I'm not suggesting a web-based client can/should avoid sending the request multiple times. As you mentioned, this is largely unavoidable. However (and forgive me that I don't fully grasp how FundsTransfer and Account work in your example, as I haven't had the time to digest all the code), I had assumed the FundsTransfer was a back-end service that could indeed determine whether the message had been written to the datastore already, through some sort of idempotency mechanism. However, I can't quite think of one myself, and from what I'm gathering from you, this isn't something you'd strive to do anyway because "the laws of distributed systems already invalidate this approach". I suppose once I become more familiar with such laws, I may have fewer questions such as these! :-). For now, thanks for sharing the additional thoughts & comments, @ntl.

sbellware commented 4 years ago

@mimperatore Funds Transfer does subscribes to Account's events. It does this to find out whether it (Funds Transfer) can proceed with next steps in the Funds Transfer process.

For example, Funds Transfer requests that Account perform a withdrawal. Account will get around to it sooner or later, and when Account does process that transaction, Account writes a Withdrawn event to its own stream.

Funds Transfer consumes the Account streams in order to detect when Account has done some work that Funds Transfer might be interested in. Funds Transfer is definitely interested in when Account processes deposits and withdrawals because Funds Transfer is a multi-step process that instructs Account to do some work, and then waits on a response from Account before proceeding.

But it takes time for the withdrawal request to go from start to finish: Being sent from Funds Transfer, landing in Account's input queue, making it to the head of the queue, finally being processed, and resulting in a Withdrawn event being written to Account's streams.

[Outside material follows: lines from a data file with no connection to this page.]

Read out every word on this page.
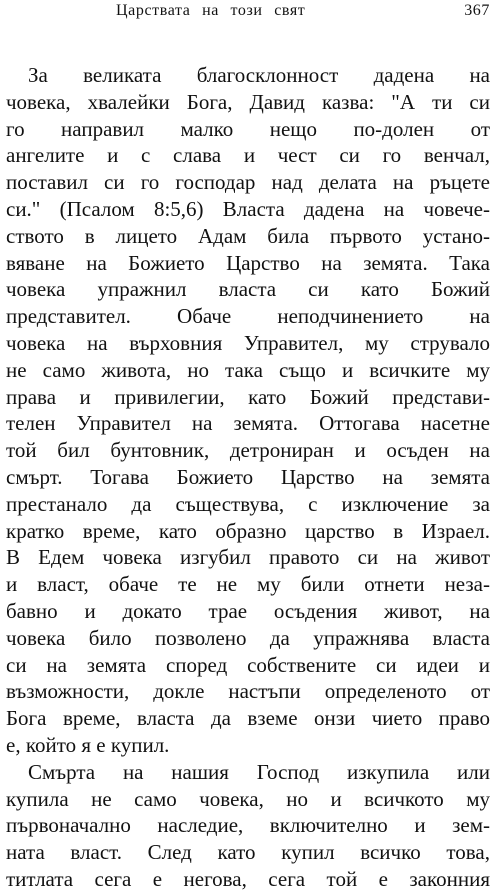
Царствата на този свят	367
За великата благосклонност дадена на
човека, хвалейки Бога, Давид казва: "А ти си
го направил малко нещо по-долен от
ангелите и с слава и чест си го венчал,
поставил си го господар над делата на ръцете
си." (Псалом 8:5,6) Власта дадена на човече-
ството в лицето Адам била първото устано-
вяване на Божието Царство на земята. Така
човека упражнил власта си като Божий
представител. Обаче неподчинението на
човека на върховния Управител, му струвало
не само живота, но така също и всичките му
права и привилегии, като Божий представи-
телен Управител на земята. Оттогава насетне
той бил бунтовник, детрониран и осъден на
смърт. Тогава Божието Царство на земята
престанало да съществува, с изключение за
кратко време, като образно царство в Израел.
В Едем човека изгубил правото си на живот
и власт, обаче те не му били отнети неза-
бавно и докато трае осъдения живот, на
човека било позволено да упражнява власта
си на земята според собствените си идеи и
възможности, докле настъпи определеното от
Бога време, власта да вземе онзи чието право
е, който я е купил.
Смърта на нашия Господ изкупила или
купила не само човека, но и всичкото му
първоначално наследие, включително и зем-
ната власт. След като купил всичко това,
титлата сега е негова, сега той е законния
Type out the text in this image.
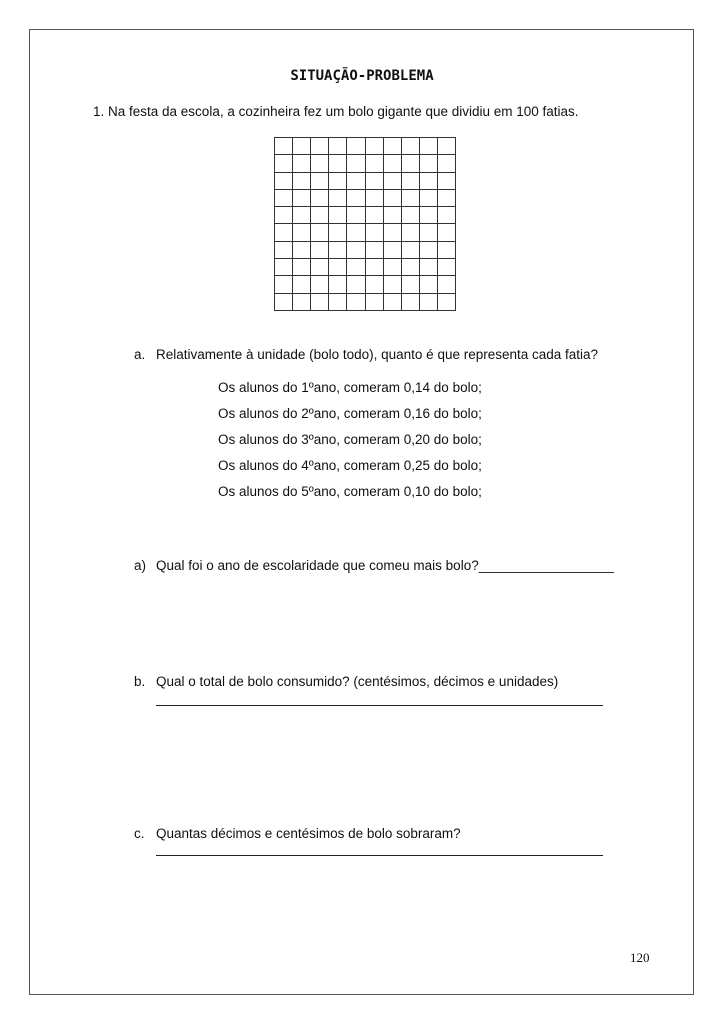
SITUAÇÃO-PROBLEMA
1. Na festa da escola, a cozinheira fez um bolo gigante que dividiu em 100 fatias.
a. Relativamente à unidade (bolo todo), quanto é que representa cada fatia?
Os alunos do 1ºano, comeram 0,14 do bolo;
Os alunos do 2ºano, comeram 0,16 do bolo;
Os alunos do 3ºano, comeram 0,20 do bolo;
Os alunos do 4ºano, comeram 0,25 do bolo;
Os alunos do 5ºano, comeram 0,10 do bolo;
a) Qual foi o ano de escolaridade que comeu mais bolo?__________________
b. Qual o total de bolo consumido? (centésimos, décimos e unidades)
c. Quantas décimos e centésimos de bolo sobraram?
120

Funds Transfer will only know that the withdrawal message has been processed once account has processed it and written a Withdrawn event.

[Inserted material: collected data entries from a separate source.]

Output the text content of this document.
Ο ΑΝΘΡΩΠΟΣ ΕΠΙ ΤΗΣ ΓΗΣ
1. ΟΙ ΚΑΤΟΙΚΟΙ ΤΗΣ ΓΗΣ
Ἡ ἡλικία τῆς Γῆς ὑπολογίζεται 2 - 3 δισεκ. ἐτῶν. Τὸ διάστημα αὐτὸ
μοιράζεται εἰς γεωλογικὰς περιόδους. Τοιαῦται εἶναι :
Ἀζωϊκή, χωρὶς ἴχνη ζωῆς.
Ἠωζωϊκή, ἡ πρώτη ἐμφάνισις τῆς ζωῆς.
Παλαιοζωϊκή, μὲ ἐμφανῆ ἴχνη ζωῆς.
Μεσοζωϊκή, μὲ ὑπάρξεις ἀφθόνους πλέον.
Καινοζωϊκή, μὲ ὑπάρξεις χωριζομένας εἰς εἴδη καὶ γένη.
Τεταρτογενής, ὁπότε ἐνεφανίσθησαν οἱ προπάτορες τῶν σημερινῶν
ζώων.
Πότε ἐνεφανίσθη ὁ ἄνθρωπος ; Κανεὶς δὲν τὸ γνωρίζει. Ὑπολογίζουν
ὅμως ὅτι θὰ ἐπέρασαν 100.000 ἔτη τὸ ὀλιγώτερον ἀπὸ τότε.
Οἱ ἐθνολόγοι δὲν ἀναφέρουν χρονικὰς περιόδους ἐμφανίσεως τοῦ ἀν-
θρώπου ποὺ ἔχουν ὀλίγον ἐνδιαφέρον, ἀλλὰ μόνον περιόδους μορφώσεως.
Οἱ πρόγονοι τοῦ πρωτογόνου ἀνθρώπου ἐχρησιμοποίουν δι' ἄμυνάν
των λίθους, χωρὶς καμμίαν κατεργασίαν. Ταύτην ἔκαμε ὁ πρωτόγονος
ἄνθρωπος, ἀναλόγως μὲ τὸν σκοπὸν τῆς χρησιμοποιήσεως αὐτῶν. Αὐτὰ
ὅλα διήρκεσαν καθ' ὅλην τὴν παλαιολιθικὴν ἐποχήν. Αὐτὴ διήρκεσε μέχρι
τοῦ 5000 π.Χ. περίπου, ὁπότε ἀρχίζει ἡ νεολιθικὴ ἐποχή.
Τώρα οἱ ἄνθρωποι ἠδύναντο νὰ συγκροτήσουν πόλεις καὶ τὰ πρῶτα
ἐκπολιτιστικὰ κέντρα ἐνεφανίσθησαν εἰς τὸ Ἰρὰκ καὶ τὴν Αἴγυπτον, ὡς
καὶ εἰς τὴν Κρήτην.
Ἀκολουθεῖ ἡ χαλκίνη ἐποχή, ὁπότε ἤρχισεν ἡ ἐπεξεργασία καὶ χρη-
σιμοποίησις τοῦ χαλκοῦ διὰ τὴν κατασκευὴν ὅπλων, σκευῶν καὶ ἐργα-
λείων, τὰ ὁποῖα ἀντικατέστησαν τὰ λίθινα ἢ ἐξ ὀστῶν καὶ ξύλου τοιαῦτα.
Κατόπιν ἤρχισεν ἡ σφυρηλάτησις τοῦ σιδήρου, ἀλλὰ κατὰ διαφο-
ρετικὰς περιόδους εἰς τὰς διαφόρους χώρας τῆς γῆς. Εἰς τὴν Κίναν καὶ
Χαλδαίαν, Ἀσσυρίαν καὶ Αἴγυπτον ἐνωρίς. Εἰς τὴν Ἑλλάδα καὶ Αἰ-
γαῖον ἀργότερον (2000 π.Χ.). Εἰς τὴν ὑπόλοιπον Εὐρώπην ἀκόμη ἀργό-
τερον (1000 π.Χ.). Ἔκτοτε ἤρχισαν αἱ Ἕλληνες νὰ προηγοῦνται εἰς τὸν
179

During the time that the withdrawal request is waiting in line in Account's input queue, the Funds Transfer component could restart. When it restarts, it reprocesses some number of messages in its own input queue. Some of those messages include instructions to start a funds transfer process. And each funds transfer process begins with sending a withdrawal request to Account.

Funds Transfer will not re-send withdrawal requests to Account for withdrawals that Account has already processed. But there are withdrawal requests in Account's queue that:

1-) Have already been send to Account 2-) Are already in Account's input queue 3-) But have not been processed by Account yet

For those messages that are still in Account's input queue and are awaiting processing, Funds Transfer has no idea whether it itself has sent the requests to Account. And therefor, Funds Transfer has no choice but to send the withdrawal request again.

Funds Transfer doesn't know if it's the first time it has sent the withdrawal request to Account, or the tenth time it has sent the request to Account. And Funds Transfer can't know. The only means that Funds Transfer has to determine whether Account has already processed a withdrawal request is when Account has completed processing the request and has committed a Withdrawn event to disk. But in the mean time, while messages are in-process, there's no way to know.

sbellware commented 4 years ago

PS: This pattern will exist in any system where two components are coordinating on some work. It's not just a side effect specifically of the Funds Transfer and Account coordination. It's just a common property of message-based, distributed systems.